An air chamber having a volume V and a cross-sectional area of the neck is a into which a ball of mass m can move up and down without friction. Show that when the ball is pressed down a little and released, it executes SHM .Obtain an expression for the Time Period of oscillations assuming pressure –volume variations of air to be isothermal.

Answer 1

Solution

In the above given diagram it is given that the system is Isothermal that means the temperature in the whole system is assumed to be constant. Obtain the formula for the restoring force on the ball and the restoring force in simple harmonic motion. Compare both forces to obtain a time period of oscillations.

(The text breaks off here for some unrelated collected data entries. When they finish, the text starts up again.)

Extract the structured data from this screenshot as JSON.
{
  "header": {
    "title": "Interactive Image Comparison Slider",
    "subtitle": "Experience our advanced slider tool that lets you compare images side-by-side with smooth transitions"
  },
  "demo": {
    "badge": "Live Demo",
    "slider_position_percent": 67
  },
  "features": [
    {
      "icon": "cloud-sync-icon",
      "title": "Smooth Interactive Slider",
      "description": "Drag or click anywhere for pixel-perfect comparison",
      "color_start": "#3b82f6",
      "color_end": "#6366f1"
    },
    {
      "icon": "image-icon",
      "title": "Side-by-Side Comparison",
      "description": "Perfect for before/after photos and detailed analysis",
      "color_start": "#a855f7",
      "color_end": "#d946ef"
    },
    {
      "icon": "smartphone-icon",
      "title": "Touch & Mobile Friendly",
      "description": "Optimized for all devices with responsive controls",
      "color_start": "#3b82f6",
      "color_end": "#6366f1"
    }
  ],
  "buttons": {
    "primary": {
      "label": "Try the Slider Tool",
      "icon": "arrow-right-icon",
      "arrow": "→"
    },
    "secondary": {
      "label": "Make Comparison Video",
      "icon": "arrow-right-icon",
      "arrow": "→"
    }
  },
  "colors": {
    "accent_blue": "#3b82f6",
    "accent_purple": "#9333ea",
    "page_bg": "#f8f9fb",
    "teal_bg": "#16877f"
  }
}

Complete step by step answer:
Let us consider the volume of the air chamber is $V$
Assume the area of cross-section of the neck is $a$
Also let the value of the Mass of the ball is $m$
The pressure inside the chamber is equal to the atmospheric pressure.
Let the ball be depressed by x units. As a result of this depression, there would be a decrease in the volume and an increase in the pressure inside the chamber.
Decrease in the volume of the air chamber, $\Delta V = ax$
Write the expression for the Bulk modulus of air.
$B = \dfrac{-p}{\dfrac{ax}{V}}$
In this case Stress is the increase in the pressure.
The negative sign indicates that it increases with decrease in Volume.
Now, write the expression for the pressure.
$P = \dfrac{-Bax}{V}$
The restoring force acting on the ball is calculated as,
$F = P \times a = \left( { - Bax/V} \right)\left( a \right) = - B{a^2}x/V$ .........…. (i)
We know that in Simple Harmonic Motion, the equation for restoring force is written as
$F = - kx$ .........…. (ii)
Where, $k$ is the spring constant.
Comparing equation (i) and (ii) we get,
$- kx = - \dfrac{{B{a^2}x}}{V}$
$\Rightarrow k = \dfrac{B{a^2}}{V}$
Time period for the equation is,
$T = 2\pi \sqrt {\dfrac{m}{k}}$
Substitute the values of $k$ in the above equation to obtain,
$T = 2\pi \sqrt{\dfrac{mV}{B{a^2}}}$

Note: Do not confuse the negative sign mentioned in the expression. The negative sign indicates decrease in the volume and an increase in the pressure inside the chamber.